NOTE: Phenolphthalein TS may be used for this titration, if it is also used for all standards and blanks.
Record the volume, Va of the 0.02 N sodium hydroxide used. Add 500 mg of sodium bicarbonate and 10 ml of dilute sulfuric acid TS, and then after evolution of carbon dioxide has ceased, add 1 g of potassium iodide. Stopper the flask, shake the mixture, and allow it to stand in the dark for 5 min. Titrate the liberated iodine with 0.02 N sodium thiosulfate to the sharp disappearance of the yellow colour, confirming the end-point by the addition of a few drops of starch TS. Record the volume of 0.02 N sodium thiosulfate required as Ya.
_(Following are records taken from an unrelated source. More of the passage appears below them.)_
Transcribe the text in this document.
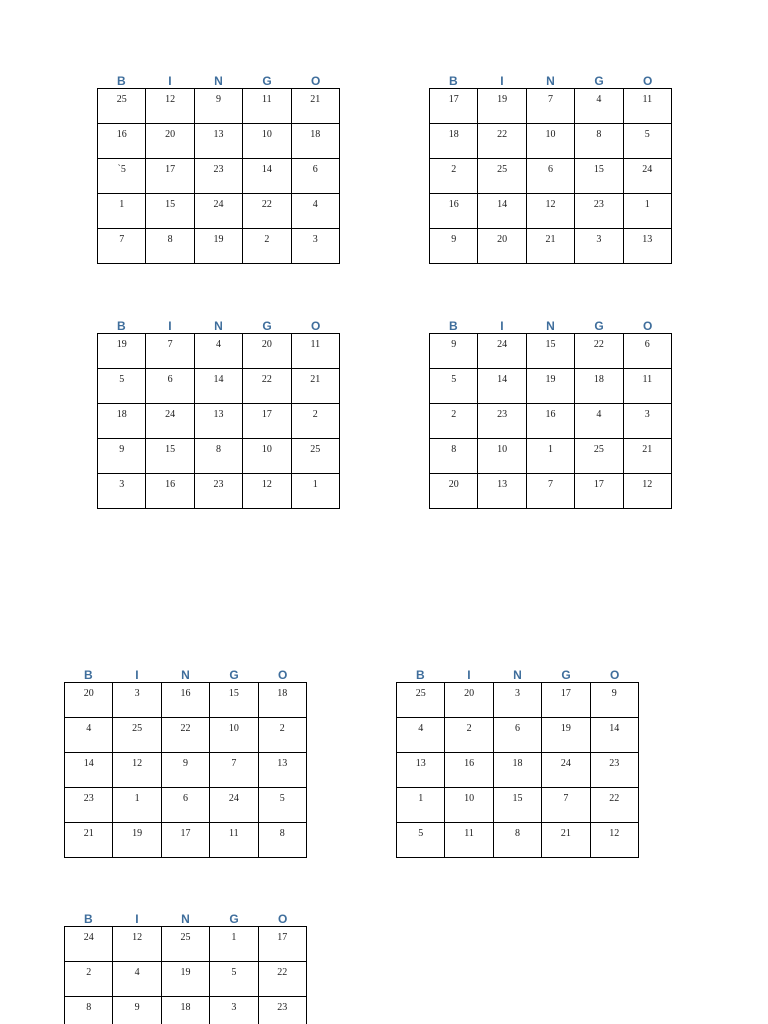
B	I	N	G	O
25	12	9	11	21
16	20	13	10	18
`5	17	23	14	6
1	15	24	22	4
7	8	19	2	3
B	I	N	G	O
17	19	7	4	11
18	22	10	8	5
2	25	6	15	24
16	14	12	23	1
9	20	21	3	13
B	I	N	G	O
19	7	4	20	11
5	6	14	22	21
18	24	13	17	2
9	15	8	10	25
3	16	23	12	1
B	I	N	G	O
9	24	15	22	6
5	14	19	18	11
2	23	16	4	3
8	10	1	25	21
20	13	7	17	12
B	I	N	G	O
20	3	16	15	18
4	25	22	10	2
14	12	9	7	13
23	1	6	24	5
21	19	17	11	8
B	I	N	G	O
25	20	3	17	9
4	2	6	19	14
13	16	18	24	23
1	10	15	7	22
5	11	8	21	12
B	I	N	G	O
24	12	25	1	17
2	4	19	5	22
8	9	18	3	23
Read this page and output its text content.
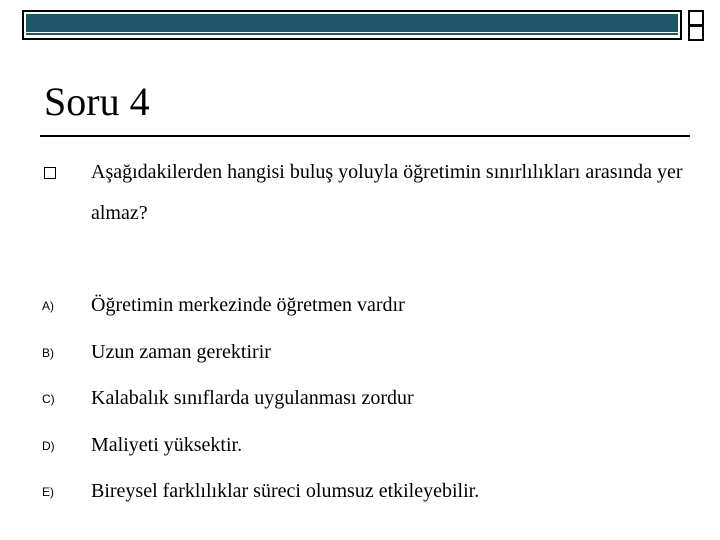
Soru 4

Aşağıdakilerden hangisi buluş yoluyla öğretimin sınırlılıkları arasında yer almaz?

A) Öğretimin merkezinde öğretmen vardır
B) Uzun zaman gerektirir
C) Kalabalık sınıflarda uygulanması zordur
D) Maliyeti yüksektir.
E) Bireysel farklılıklar süreci olumsuz etkileyebilir.
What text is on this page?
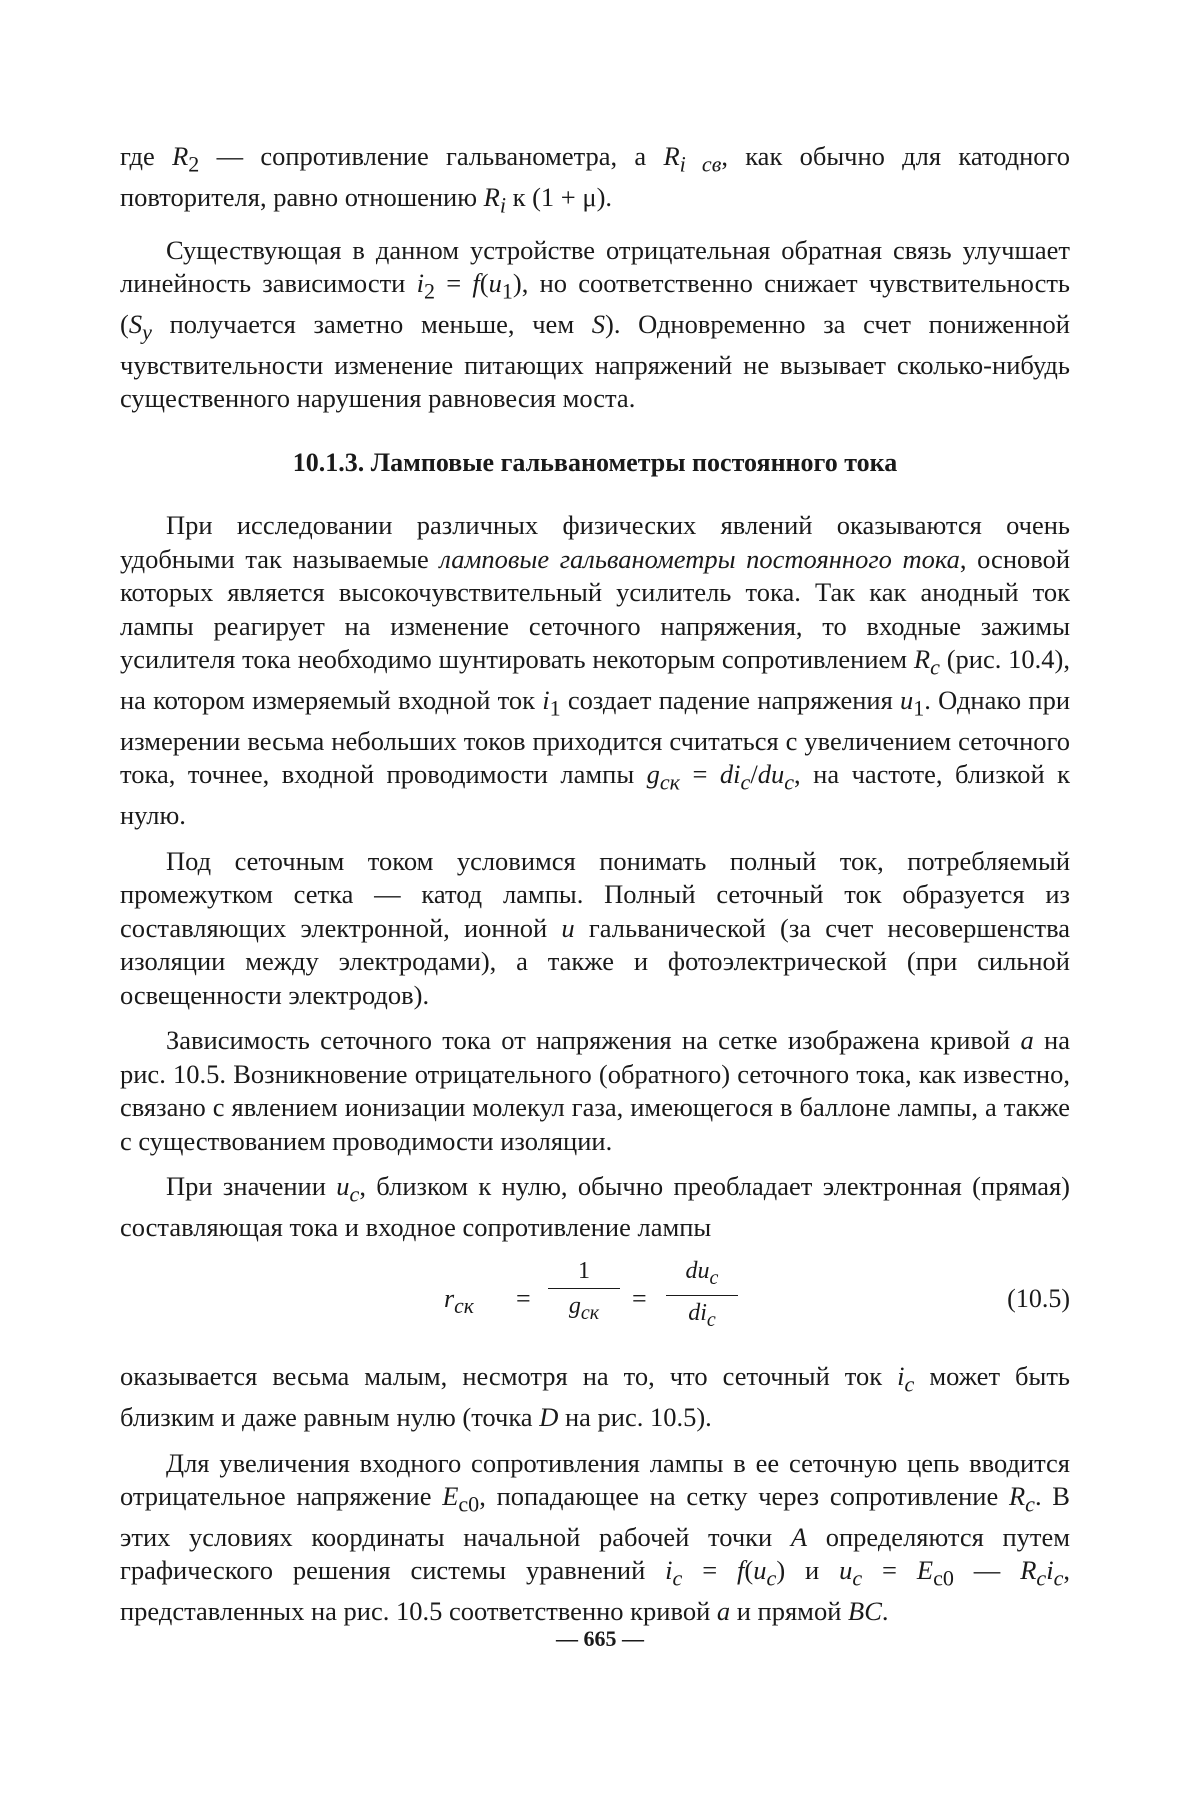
где R2 — сопротивление гальванометра, а Ri св, как обычно для катодного повторителя, равно отношению Ri к (1 + μ).

Существующая в данном устройстве отрицательная обратная связь улучшает линейность зависимости i2 = f(u1), но соответственно снижает чувствительность (Sy получается заметно меньше, чем S). Одновременно за счет пониженной чувствительности изменение питающих напряжений не вызывает сколько-нибудь существенного нарушения равновесия моста.

10.1.3. Ламповые гальванометры постоянного тока

При исследовании различных физических явлений оказываются очень удобными так называемые ламповые гальванометры постоянного тока, основой которых является высокочувствительный усилитель тока. Так как анодный ток лампы реагирует на изменение сеточного напряжения, то входные зажимы усилителя тока необходимо шунтировать некоторым сопротивлением Rc (рис. 10.4), на котором измеряемый входной ток i1 создает падение напряжения u1. Однако при измерении весьма небольших токов приходится считаться с увеличением сеточного тока, точнее, входной проводимости лампы gск = dic/duc, на частоте, близкой к нулю.

Под сеточным током условимся понимать полный ток, потребляемый промежутком сетка — катод лампы. Полный сеточный ток образуется из составляющих электронной, ионной и гальванической (за счет несовершенства изоляции между электродами), а также и фотоэлектрической (при сильной освещенности электродов).

Зависимость сеточного тока от напряжения на сетке изображена кривой а на рис. 10.5. Возникновение отрицательного (обратного) сеточного тока, как известно, связано с явлением ионизации молекул газа, имеющегося в баллоне лампы, а также с существованием проводимости изоляции.

При значении uc, близком к нулю, обычно преобладает электронная (прямая) составляющая тока и входное сопротивление лампы

rск =
1
gск	=
duc
dic
(10.5)

оказывается весьма малым, несмотря на то, что сеточный ток ic может быть близким и даже равным нулю (точка D на рис. 10.5).

Для увеличения входного сопротивления лампы в ее сеточную цепь вводится отрицательное напряжение Ec0, попадающее на сетку через сопротивление Rc. В этих условиях координаты начальной рабочей точки A определяются путем графического решения системы уравнений ic = f(uc) и uc = Ec0 — Rcic, представленных на рис. 10.5 соответственно кривой а и прямой BC.

— 665 —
Make several reagent blank determinations, using only the chromium trioxide solution in the above procedure. The ratio of the sodium hydroxide titration (Vb) to the sodium thiosulfate titration (Yb), corrected for variation in normalities, will give the acidity-to-oxidizing ratio, Vb/Yb= K, for the chromium trioxide carried over in the distillation. The factor K should be constant for all determinations.
Make a series of blank determinations using 100 mg of methyl-cellulose (containing no foreign material) in place of the sample, recording the average volume of 0.02 N sodium hydroxide required as Vm and the average volume of 0.02 N sodium thiosulfate required as Ym.
Calculate the hydroxypropoxyl content of the sample, in mg, by the formula:
75.0 x [N1 (Va-Vm) – k N2 (Ya – Ym)]
N1 = the exact normality of the 0.02 N sodium hydroxide solution
N2 = the exact normality of the 0.02 N sodium thiosulfate solution
k = VbN1/YbN2
Chart for converting percentage of substitution, by weight, of hydroxypropoxyl groups to molecular substitution per glucose unit.
Determination of the methoxyl group
Volume 4, under ASSAY METHODS, Cellulose Derivatives Assay, Ethoxyl and Methoxyl Group Determination. See Apparatus and Procedure in Ethoxy and Methoxy Group Determination and determine the content of methoxy groups (-OCH3).
Calculate as percentage. Correct the % of methoxy groups thus determined by the formula:
A - (B x 0.93 x 31 / 75)
A is the total % of -OCH3 groups determined;
A - (B x 0.93 x 31 / 75)
A = the total % of -OCH3 groups determined
B = the % of -OCH2CHOHCH3 determined in the Method of Assay for Hydroxypropoxyl group content
0.93 = an average obtained by determing, on a large number of samples, the propylene produced from the reaction of hydriodic acid with hydroxypropoxyl groups during the Method of Assay for metoxyl groups (-OCH3).